Although single cell RNA-sequencing capabilities have advanced, the tools needed to visualize the data lag behind. Adapting existing analysis pipelines to AbSeq data, the authors implemented one-dimensional soli expression by nonlinear stochastic embedding (One-SENSE), a tool previously developed by the Newell lab for visualization of mass cytometry data, and demonstrated its functionality with combined transcript and antibody sequencing . One-SENSE creates cellular maps that display paired protein and gene expression of individual cells on either axis, annotated with both relative expression level for each transcript or protein and cluster groupings. These plots allow for easy delineation of cells that cluster by either transcript, protein, or both, as well as identification of discordance between mRNA and protein expression of a given molecule, effectively visualizing complicated data.

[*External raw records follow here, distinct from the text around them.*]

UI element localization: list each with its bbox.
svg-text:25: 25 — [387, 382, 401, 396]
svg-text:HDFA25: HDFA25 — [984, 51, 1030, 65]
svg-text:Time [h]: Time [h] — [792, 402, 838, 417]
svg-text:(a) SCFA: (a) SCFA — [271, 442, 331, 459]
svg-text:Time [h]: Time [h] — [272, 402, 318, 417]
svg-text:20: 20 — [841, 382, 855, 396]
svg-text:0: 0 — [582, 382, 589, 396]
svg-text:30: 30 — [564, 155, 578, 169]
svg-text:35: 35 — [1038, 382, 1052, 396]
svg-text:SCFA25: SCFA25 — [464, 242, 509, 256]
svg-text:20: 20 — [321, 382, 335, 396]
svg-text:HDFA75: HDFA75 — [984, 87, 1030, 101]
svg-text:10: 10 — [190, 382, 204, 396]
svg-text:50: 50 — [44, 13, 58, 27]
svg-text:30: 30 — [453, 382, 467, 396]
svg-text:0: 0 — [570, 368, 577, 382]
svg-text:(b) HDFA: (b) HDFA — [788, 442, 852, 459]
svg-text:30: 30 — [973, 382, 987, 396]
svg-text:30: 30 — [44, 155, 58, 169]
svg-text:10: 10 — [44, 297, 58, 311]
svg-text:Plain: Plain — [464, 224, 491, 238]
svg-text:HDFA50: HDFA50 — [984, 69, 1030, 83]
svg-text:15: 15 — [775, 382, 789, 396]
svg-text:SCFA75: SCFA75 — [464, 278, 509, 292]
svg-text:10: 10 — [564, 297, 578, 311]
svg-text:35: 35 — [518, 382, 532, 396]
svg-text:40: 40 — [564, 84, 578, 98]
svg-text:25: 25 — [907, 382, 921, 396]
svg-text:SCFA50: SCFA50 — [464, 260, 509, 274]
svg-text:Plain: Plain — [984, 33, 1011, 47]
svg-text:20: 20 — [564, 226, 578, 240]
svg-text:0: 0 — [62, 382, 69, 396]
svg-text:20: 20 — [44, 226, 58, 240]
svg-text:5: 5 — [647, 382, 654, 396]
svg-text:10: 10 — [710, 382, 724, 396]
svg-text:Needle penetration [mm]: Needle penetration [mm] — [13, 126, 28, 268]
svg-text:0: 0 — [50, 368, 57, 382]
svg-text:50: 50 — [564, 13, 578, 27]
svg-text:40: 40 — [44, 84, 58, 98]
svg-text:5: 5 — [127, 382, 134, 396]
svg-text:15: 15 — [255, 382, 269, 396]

Mair and Erickson’s study expands on existing technologies and analysis tools to maximize data recovery from cellular populations while cutting costs. In addition to the financial benefits of this targeted approach, the combined identification of mRNA and protein expression will be especially useful in studying immune cell types with notoriously low mRNA transcripts level, such as T cells. Certain low-abundance transcripts are below the limit of mRNA detection, but the corresponding protein can be detected by oligonucleotide-labeled antibody. These proof-of-concept experiments demonstrate how targeted transcriptomics, combined with surface protein detection and tools such as One-SENSE, can provide an affordable platform to conduct a targeted, multi-omic interrogation of immune subsets of interest.
This work was supported by the National Institutes of Health, the Fred Hutchinson Cancer Research Center New Development funding, the Andy Hill Research Endowment, and the American Association of Immunologists Intersect Fellowship Program for Computational Scientists and Immunologists.
UW/Fred Hutch Cancer Consortium members Martin Prlic, Evan Newell, and Raphael Gottardo contributed to this work.
Mair F, Erickson JR, Voillet V, Simoni Y, Bi T, Tyznik AJ, Martin J, Gottardo R, Newell EW, Prlic M. 2020. A Targeted Multi-omic Analysis Approach Measures Protein Expression and Low-Abundance Transcripts on the Single-Cell Level. Cell Reports. 2020 Apr 7;31(1):107499. doi: 10.1016/j.celrep.2020.03.063.